在耶鲁白人世界争得一片天
【台湾《中央日报》文章】题:在耶鲁的白人世界争得一片天(作者台湾中研院人文组院士、美国耶鲁大学教授费景汉)
1945年大学毕业后,我暂时在上海的联合国总署做事,同时准备申请到美国西雅图华盛顿大学。
到了西雅图,寄住在一位老太太家里(因没钱住学校的宿舍),我几乎只要是一睁开眼睛,就想着念书,没有任何别的娱乐和消遣,一天24小时,除了吃饭、睡觉外,所有的时间都投在读书上(泛指听课、看书、做习题)。在我住的门口对面,有座学生电影院,然而,3年来我却一次都没进去过。
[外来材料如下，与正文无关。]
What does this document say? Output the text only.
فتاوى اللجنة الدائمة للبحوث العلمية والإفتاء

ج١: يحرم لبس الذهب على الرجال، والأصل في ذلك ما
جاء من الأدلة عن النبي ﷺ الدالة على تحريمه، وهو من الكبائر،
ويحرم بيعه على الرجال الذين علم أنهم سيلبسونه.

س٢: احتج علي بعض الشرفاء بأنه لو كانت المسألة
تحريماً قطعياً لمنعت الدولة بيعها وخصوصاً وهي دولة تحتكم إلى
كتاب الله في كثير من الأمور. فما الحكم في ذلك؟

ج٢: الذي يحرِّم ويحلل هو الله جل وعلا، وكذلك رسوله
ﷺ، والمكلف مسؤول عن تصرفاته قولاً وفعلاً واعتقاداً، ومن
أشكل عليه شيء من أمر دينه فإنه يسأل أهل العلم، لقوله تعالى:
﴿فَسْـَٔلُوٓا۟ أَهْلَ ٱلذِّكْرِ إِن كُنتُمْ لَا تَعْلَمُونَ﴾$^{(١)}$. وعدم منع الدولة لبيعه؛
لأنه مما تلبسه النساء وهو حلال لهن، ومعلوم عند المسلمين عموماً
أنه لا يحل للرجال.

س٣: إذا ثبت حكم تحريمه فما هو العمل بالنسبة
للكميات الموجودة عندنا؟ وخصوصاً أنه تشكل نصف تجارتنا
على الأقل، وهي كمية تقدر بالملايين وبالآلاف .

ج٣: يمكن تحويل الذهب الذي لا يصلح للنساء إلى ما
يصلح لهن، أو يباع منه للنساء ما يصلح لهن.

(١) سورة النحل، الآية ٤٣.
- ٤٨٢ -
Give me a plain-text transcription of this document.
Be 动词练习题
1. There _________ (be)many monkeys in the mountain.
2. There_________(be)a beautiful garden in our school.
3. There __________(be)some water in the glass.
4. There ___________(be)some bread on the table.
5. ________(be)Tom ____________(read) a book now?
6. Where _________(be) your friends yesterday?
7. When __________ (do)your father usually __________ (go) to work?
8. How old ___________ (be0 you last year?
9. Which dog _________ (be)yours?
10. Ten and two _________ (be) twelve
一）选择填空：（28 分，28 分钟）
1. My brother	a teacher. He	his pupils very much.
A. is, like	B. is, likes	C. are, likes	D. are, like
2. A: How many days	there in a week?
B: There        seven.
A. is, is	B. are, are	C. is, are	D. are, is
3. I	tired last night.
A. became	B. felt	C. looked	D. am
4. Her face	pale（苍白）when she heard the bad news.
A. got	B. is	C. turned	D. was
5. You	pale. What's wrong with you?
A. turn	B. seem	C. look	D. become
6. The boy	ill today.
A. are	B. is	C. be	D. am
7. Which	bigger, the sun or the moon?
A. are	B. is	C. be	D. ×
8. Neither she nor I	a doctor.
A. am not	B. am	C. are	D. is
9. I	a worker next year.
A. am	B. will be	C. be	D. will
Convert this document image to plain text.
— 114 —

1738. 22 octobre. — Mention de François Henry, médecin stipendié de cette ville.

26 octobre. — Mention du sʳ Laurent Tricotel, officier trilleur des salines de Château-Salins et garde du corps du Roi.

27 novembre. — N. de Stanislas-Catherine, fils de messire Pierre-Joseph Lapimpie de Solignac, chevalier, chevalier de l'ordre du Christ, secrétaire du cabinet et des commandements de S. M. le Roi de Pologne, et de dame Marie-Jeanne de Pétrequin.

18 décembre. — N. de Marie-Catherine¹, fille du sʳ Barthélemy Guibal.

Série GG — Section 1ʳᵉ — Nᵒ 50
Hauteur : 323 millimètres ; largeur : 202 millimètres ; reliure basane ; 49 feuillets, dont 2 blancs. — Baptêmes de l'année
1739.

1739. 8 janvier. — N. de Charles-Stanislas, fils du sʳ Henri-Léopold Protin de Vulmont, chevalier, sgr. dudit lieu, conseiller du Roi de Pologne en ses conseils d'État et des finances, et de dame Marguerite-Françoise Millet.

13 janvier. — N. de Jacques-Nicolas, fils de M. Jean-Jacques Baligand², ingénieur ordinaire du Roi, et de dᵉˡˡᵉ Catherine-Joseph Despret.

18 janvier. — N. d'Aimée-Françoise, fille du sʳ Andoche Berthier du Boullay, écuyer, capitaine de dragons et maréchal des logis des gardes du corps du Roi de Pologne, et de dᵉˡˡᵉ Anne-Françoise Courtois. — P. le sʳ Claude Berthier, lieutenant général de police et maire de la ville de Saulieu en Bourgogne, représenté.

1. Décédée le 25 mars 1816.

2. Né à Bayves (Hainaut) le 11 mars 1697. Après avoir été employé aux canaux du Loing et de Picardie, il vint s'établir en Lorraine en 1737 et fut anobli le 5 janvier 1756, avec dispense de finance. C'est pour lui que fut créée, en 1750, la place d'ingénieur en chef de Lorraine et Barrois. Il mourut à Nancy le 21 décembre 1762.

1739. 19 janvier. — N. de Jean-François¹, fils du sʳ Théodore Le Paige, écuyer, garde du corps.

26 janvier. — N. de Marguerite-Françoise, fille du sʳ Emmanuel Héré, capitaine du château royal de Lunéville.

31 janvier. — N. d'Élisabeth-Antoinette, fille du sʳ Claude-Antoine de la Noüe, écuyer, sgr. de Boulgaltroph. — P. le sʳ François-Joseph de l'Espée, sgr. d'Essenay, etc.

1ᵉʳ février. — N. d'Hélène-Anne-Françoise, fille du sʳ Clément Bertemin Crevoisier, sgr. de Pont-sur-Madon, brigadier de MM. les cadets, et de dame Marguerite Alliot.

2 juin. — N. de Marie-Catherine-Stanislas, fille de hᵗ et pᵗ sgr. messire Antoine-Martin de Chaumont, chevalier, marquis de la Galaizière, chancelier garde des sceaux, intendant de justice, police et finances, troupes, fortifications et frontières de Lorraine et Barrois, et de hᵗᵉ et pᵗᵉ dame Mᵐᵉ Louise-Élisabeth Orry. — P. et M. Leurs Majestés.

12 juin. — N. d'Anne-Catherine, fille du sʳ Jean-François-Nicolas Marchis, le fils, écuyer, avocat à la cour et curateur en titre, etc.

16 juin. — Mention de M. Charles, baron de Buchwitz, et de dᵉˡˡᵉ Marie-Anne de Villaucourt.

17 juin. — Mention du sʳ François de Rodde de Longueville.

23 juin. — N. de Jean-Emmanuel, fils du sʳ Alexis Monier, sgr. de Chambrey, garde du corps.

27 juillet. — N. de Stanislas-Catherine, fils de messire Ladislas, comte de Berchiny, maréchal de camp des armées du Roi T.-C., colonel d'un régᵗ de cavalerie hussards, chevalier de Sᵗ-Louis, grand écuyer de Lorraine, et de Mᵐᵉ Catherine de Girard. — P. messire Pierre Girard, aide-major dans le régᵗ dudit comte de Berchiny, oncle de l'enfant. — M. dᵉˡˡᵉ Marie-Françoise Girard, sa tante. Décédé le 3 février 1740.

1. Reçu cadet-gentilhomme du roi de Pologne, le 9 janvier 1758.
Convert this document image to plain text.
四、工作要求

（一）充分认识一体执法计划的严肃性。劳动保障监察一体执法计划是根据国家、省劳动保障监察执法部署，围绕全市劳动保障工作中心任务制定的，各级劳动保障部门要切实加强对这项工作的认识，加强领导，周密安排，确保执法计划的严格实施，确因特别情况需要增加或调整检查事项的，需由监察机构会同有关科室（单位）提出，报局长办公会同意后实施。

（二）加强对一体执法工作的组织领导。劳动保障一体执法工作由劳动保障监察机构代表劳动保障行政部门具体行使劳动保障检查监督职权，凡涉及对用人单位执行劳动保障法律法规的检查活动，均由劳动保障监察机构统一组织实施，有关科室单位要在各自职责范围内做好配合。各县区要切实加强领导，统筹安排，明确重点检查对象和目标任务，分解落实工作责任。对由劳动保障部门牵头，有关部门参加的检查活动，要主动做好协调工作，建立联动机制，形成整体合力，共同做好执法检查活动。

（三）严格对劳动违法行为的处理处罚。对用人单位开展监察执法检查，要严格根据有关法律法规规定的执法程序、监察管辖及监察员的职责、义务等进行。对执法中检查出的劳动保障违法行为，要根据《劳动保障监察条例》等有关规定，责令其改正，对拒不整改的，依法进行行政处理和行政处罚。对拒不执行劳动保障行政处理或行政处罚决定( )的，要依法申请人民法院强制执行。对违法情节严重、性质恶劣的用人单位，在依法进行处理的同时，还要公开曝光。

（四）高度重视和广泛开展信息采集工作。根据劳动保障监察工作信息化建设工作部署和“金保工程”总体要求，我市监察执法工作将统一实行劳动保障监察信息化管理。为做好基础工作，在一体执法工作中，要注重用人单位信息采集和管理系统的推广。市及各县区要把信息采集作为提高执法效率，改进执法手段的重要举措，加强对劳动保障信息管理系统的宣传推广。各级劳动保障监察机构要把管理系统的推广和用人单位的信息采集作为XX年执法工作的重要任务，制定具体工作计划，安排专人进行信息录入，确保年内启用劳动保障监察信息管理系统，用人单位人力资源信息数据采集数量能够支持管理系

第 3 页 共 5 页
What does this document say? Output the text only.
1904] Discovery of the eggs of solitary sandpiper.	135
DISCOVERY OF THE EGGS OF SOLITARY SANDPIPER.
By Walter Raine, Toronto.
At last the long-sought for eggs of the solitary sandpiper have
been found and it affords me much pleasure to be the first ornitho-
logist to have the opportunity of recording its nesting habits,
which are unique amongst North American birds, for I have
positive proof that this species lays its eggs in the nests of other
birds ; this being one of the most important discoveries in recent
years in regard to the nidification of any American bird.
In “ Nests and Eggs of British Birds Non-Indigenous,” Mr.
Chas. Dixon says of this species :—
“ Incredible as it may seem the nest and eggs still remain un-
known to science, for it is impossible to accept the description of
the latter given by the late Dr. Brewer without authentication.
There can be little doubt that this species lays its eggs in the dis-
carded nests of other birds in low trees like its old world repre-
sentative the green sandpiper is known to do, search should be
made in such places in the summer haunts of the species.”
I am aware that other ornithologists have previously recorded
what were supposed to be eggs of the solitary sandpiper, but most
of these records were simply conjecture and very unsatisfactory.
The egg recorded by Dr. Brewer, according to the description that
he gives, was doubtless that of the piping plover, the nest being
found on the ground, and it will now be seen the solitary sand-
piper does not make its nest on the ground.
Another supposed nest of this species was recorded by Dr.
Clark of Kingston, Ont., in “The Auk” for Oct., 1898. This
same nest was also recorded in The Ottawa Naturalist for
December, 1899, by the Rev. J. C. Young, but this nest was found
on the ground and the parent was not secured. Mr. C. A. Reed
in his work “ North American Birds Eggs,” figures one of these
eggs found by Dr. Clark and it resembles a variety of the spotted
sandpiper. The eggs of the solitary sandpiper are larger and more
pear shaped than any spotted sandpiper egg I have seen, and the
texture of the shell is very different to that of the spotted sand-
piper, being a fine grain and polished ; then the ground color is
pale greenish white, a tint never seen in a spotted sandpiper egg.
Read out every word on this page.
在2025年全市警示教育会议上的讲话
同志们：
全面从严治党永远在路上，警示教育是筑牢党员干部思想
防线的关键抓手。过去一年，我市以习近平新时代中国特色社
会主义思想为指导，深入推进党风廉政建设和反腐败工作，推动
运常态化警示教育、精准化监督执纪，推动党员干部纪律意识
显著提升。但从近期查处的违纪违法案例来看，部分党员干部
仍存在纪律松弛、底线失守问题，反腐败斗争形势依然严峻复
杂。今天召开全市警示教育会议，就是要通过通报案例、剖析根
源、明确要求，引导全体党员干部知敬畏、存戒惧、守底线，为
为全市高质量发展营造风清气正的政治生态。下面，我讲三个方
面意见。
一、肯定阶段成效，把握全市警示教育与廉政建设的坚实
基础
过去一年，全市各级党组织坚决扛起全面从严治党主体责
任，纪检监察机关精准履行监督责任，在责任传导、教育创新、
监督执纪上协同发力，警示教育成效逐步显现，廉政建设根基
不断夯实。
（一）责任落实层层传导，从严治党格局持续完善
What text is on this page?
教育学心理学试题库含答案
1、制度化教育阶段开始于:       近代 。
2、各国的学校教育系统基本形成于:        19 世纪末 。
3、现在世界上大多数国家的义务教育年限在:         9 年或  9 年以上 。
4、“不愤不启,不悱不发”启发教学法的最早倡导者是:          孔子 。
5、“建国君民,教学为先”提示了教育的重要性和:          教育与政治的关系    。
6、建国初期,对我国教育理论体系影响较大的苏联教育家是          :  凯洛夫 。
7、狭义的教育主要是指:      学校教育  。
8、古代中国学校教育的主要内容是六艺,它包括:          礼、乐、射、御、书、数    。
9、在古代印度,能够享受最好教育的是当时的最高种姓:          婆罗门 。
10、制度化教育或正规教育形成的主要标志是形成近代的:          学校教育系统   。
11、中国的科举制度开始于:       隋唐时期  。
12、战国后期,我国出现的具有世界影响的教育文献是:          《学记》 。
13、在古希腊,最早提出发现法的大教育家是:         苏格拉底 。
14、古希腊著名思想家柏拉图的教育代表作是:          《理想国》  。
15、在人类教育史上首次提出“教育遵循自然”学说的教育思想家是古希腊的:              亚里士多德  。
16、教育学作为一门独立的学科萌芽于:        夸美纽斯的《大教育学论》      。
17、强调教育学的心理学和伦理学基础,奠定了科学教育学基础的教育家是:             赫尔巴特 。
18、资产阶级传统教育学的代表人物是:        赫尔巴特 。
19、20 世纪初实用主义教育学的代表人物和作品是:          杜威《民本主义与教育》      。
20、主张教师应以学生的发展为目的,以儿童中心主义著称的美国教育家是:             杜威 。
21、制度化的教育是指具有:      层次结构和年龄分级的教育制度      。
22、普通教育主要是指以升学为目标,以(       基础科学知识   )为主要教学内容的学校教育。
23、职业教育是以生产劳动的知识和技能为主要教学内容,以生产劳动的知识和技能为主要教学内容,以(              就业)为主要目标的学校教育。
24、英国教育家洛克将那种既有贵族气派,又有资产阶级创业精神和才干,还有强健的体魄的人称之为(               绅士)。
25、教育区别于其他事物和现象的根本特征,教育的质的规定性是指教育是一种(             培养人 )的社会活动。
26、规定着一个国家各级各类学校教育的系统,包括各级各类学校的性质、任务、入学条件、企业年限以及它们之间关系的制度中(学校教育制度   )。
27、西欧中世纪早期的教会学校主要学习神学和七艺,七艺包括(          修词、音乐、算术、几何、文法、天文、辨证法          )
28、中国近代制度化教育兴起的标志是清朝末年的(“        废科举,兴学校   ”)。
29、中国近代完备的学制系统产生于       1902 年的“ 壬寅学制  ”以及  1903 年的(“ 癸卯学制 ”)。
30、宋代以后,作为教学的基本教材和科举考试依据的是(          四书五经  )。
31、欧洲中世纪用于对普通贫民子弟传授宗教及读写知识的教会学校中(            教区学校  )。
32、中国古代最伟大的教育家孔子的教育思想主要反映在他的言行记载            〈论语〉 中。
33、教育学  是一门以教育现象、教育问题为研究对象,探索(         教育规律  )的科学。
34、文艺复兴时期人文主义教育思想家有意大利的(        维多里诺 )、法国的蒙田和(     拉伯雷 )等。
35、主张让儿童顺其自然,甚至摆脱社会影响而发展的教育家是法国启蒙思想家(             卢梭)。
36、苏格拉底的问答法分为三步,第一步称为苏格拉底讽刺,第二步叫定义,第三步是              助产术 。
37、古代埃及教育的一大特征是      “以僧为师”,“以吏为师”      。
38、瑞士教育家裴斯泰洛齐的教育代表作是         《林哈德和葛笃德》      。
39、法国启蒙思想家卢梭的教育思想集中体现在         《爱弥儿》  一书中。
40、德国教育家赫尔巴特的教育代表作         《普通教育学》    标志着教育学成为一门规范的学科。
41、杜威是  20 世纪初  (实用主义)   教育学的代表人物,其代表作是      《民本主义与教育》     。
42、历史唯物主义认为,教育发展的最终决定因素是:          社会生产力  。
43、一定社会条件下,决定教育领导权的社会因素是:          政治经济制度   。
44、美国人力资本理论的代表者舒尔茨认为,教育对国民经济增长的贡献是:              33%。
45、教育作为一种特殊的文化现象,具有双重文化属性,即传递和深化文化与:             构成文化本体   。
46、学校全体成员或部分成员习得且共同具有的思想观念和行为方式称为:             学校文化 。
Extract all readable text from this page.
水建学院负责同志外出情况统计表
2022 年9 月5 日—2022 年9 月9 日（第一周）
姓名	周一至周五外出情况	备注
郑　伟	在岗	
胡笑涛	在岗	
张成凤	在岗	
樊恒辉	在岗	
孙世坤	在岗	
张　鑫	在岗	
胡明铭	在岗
在大陆上念经济学比起在美国念,方法上大不相同。在美国经济研究所的课程里,高等数学占着相当大的比例,他们利用很多的数学观念来研究经济,而在大陆却不需要(这也是我当初填考经济系的原因之一)。我一向数学不好,这下可惨了。幸好学校里数学系有个姓梁的中国学生愿意教我微积分。于是那个暑假,我便把自己关在一个小房间,靠着梁先生教给我的基本观念和自己咬牙肯拚的劲,做遍了所有微积分书上的习题,最后终于弄懂了这门基础数学。后来。我于是又拼命地旁听了大学的许多代数课程,以弥补在大陆大学里所学的不足。我这样子一边念经济学,一边充实数学课程,到我后来取得博士毕业时,起码选了将近30门之多的数学课程,从小对数学的恐惧至此也早已消失殆尽。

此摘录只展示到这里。